Shocked by the outcome of the special General Conference, many who supported the One Church Plan have already responded with defiance, obstinance, and outright rebellion. Instead of living with integrity in accordance with the discernment of the General Conference or exiting because they cannot live in conformity with the doctrine and polity they vowed to observe, they will continue to obstruct and disrupt the UM Church in the fulfillment of its mission, hurting themselves and the church they purport to love.
Sadly, some bishops, consecrated to maintain the order and teachings of the church, have indicated they will defy the will of the General Conference. These actions are ultimately self-destructive and undercut the very work they have been set apart to advance. Frankly, their actions demonstrate their spiritual immaturity and sacrifice any lingering trust possessed by their offices.
The WCA is carefully monitoring developments in annual conferences throughout the church. We remain ready to move ahead at the appropriate time to launch a new Methodist movement if that becomes necessary. In the meantime, we continue to work toward the reform, renewal and revitalization of the UM Church, including at the 2020 General Conference. We continue to be ready for every contingency. We will work in close alignment globally. We will not support efforts to kick the can down the road. And we recognize we must be prudent and strategic as we navigate our way forward.
What can you do? First, become engaged at your local church, district and annual conference levels. Call your leadership to account. Work for the election of orthodox, evangelical delegates to General Conference in your annual conference. Ensure that the lay delegates from your local church to annual conference support such a goal.
Second, be vigilant and prayerful during this season of waiting and watching. Remain informed. Ensure that others are well informed. Be prayerful, strategic and discerning in your giving to the local church. Ensure that its resources are only being deployed to support that which aligns with the orthodox, evangelical faith.
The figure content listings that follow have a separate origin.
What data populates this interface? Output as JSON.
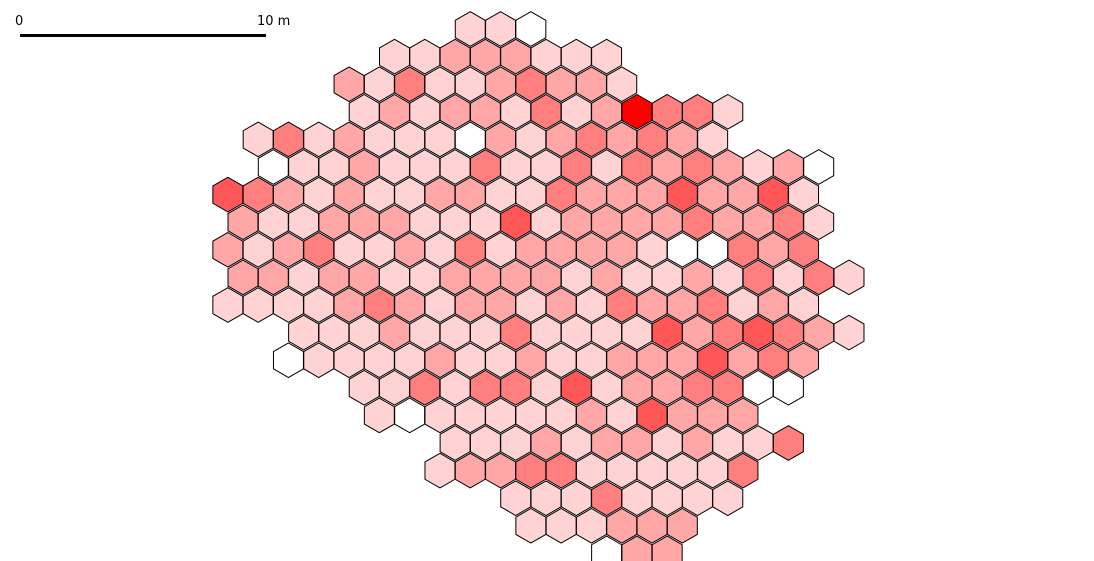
{
  "scale_bar": {
    "start_label": "0",
    "end_label": "10 m"
  },
  "colors": {
    "stroke": "#000000",
    "levels": [
      "#ffffff",
      "#ffd3d3",
      "#ffa6a6",
      "#ff7f7f",
      "#ff5757",
      "#ff0000"
    ]
  },
  "hex_rows": [
    {
      "row": 0,
      "start": 8,
      "levels": [
        1,
        1,
        0
      ]
    },
    {
      "row": 1,
      "start": 5,
      "levels": [
        1,
        1,
        2,
        2,
        2,
        1,
        1,
        1
      ]
    },
    {
      "row": 2,
      "start": 4,
      "levels": [
        2,
        1,
        3,
        1,
        1,
        2,
        3,
        2,
        2,
        1
      ]
    },
    {
      "row": 3,
      "start": 4,
      "levels": [
        1,
        2,
        1,
        2,
        2,
        1,
        3,
        1,
        2,
        5,
        3,
        3,
        1
      ]
    },
    {
      "row": 4,
      "start": 1,
      "levels": [
        1,
        3,
        1,
        2,
        1,
        1,
        1,
        0,
        2,
        1,
        2,
        3,
        2,
        3,
        2,
        1
      ]
    },
    {
      "row": 5,
      "start": 1,
      "levels": [
        0,
        1,
        1,
        2,
        1,
        1,
        1,
        3,
        1,
        1,
        3,
        1,
        3,
        2,
        3,
        2,
        1,
        2,
        0
      ]
    },
    {
      "row": 6,
      "start": 0,
      "levels": [
        4,
        3,
        2,
        1,
        2,
        1,
        1,
        2,
        2,
        1,
        1,
        3,
        2,
        2,
        2,
        4,
        2,
        2,
        4,
        1
      ]
    },
    {
      "row": 7,
      "start": 0,
      "levels": [
        2,
        1,
        1,
        2,
        2,
        2,
        1,
        1,
        1,
        4,
        1,
        2,
        2,
        2,
        2,
        3,
        2,
        2,
        3,
        1
      ]
    },
    {
      "row": 8,
      "start": 0,
      "levels": [
        2,
        1,
        2,
        3,
        1,
        1,
        2,
        1,
        3,
        1,
        2,
        2,
        2,
        2,
        1,
        0,
        0,
        3,
        2,
        3
      ]
    },
    {
      "row": 9,
      "start": 0,
      "levels": [
        2,
        2,
        1,
        2,
        2,
        1,
        1,
        2,
        2,
        2,
        2,
        1,
        2,
        1,
        1,
        2,
        1,
        3,
        1,
        3,
        1
      ]
    },
    {
      "row": 10,
      "start": 0,
      "levels": [
        1,
        1,
        1,
        1,
        2,
        3,
        2,
        1,
        2,
        2,
        1,
        2,
        1,
        3,
        2,
        2,
        3,
        1,
        2,
        1
      ]
    },
    {
      "row": 11,
      "start": 2,
      "levels": [
        1,
        1,
        1,
        2,
        1,
        1,
        1,
        3,
        1,
        1,
        1,
        1,
        4,
        2,
        3,
        4,
        3,
        2,
        1
      ]
    },
    {
      "row": 12,
      "start": 2,
      "levels": [
        0,
        1,
        1,
        1,
        1,
        2,
        1,
        1,
        2,
        1,
        1,
        2,
        2,
        2,
        4,
        2,
        3,
        2
      ]
    },
    {
      "row": 13,
      "start": 4,
      "levels": [
        1,
        1,
        3,
        1,
        3,
        3,
        1,
        4,
        1,
        2,
        2,
        3,
        3,
        0,
        0
      ]
    },
    {
      "row": 14,
      "start": 5,
      "levels": [
        1,
        0,
        1,
        1,
        1,
        1,
        1,
        2,
        1,
        4,
        2,
        2,
        2
      ]
    },
    {
      "row": 15,
      "start": 7,
      "levels": [
        1,
        1,
        1,
        2,
        1,
        2,
        2,
        1,
        2,
        1,
        1,
        3
      ]
    },
    {
      "row": 16,
      "start": 7,
      "levels": [
        1,
        2,
        2,
        3,
        3,
        1,
        1,
        1,
        1,
        1,
        3
      ]
    },
    {
      "row": 17,
      "start": 9,
      "levels": [
        1,
        1,
        1,
        3,
        1,
        1,
        1,
        1
      ]
    },
    {
      "row": 18,
      "start": 10,
      "levels": [
        1,
        1,
        1,
        2,
        2,
        2
      ]
    },
    {
      "row": 19,
      "start": 12,
      "levels": [
        0,
        2,
        2
      ]
    }
  ]
}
Take those steps to ensure your personal giving is not used to support actions contrary to the will of the General Conference.
Third, remain unified. The WCA and its members have demonstrated the power of acting in concert. A very small number of churches have already left the UM Church. Many of them have elected to remain members of the WCA because they understand the value of connection, shared mission, and concerted action. Other churches may withdraw from the UM Church in the days to come. The WCA is facilitating a network for such churches so that they, along with churches that remain United Methodist, can work together to advance the historic Christian faith in the Wesleyan tradition. Now is the time to strengthen our unified actions by becoming a member of the WCA as individuals and as churches.
Finally, act together. The temptation exists to respond in the moment to events as they unfold. Our strength comes from coordinated action that is well thought out and strategically deployed. Grounded in unwavering faith in the Lord Jesus Christ and His call for us to be a people set apart, let us take up our cross. Let us run the race set before us with perseverance. Let us love boldly and unconditionally while we share with all the uncompromised truth of the Gospel and God’s plan for human flourishing.
Personally, I count it a great privilege to contend for the faith with each of you. Jesus said we would face adversity. We desire not the approval of others. Desperately dependent on God, we commit our path to the One who is the author and finisher of our faith, Jesus the Christ. Thank you for all the ways you have made a difference in the short history of our movement. With John Wesley, we affirm, “The best is yet to come.”
Rev. Keith Boyette is president of the Wesleyan Covenant Association and an ordained elder in the Virginia Conference of The United Methodist Church.